Di depan puluhan pelaku usaha yang tergabung dalam Kamar Dagang dan Industri (Kadin) Indonesia, Indroyonoβ mengungkapkan, 69 tahun Indonesia merdeka ternyata permasalahan batas wilayah masih belum tuntas.
"Kita bicara masalah. Kan kalau kita mau bisnis yang pertama adalah sertifikat lahan. Masalahnya, di Indonesia, sudah hampir 70 tahun Indonesia merdeka, sertifikat wilayah laut kita belum komplit. Saat ini yang terdata baru 40%," ujar dia dalam diskusi di Kantor Kadin, Jakarta, Senin (6/4/2015).
SCROLL TO CONTINUE WITH CONTENT
Sayangnya, selama hampir 70 tahun Indonesia merdeka, permasalahan batas wilayah kedaulatan negara seolah tidak mendapat perhatian.
"Selama ini negara kita tidak fokus ke situ (pendataan zona wilayah laut). Padahal itu harus diajukan ke PBB untuk disertifikasi. Makanya di Pemerintahan ini akan ditingkatkan fokusnya dan itu sekarang di bawah tanggung jawab Menko Maritim," sebut dia.
Untuk itu, Indroyono menegaskan, bahwa permasalahan ini adalah salah satu yang akan menjadi fokus kerjanya dalam 5 tahun kerja Kabinet Kerja hingga tahun 2019.
Ia mengatakan, untuk menyelesaikan pendataan batas wilayah ini, ia akan mengerahkan seluruh armada laut yang ada untuk menyisir kawasan perbatasan laut Indonesia.
"Ini harus diniatkan, maksudnya diniatkan itu kapalnya digerakkan.
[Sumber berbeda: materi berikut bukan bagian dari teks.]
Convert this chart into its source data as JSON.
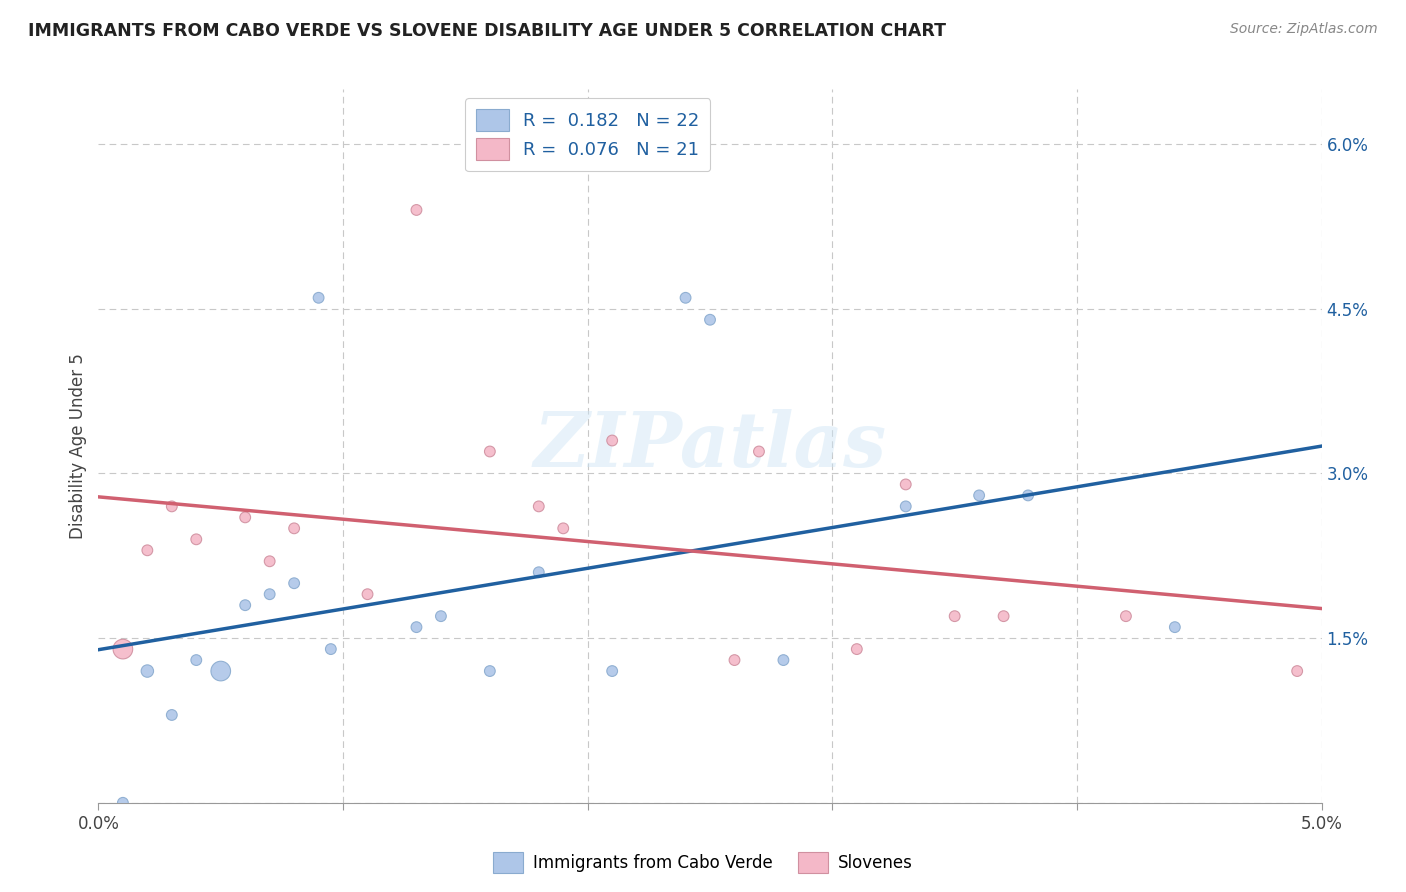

Kalau kapal enggak digerakkan maka sampai kapanpun nggak akan pernah komplit data wilayah kita. Ini yang akan jadi fokus saya, Insya Allah 5 tahun ini selesai 100% bisa ada sertifikat semuanya," tutur dia.
Secara bertahap, lanjutnya, hasil pendataan akan segera diajukan ke PBB untuk ditindaklanjuti dan disahkan. "Bagian yang siap akan langsung kita laporkan ke PBB, ada enggak negara yang komplain. Kalau enggak ada nanti bisa langsung disahkan," pungkas dia.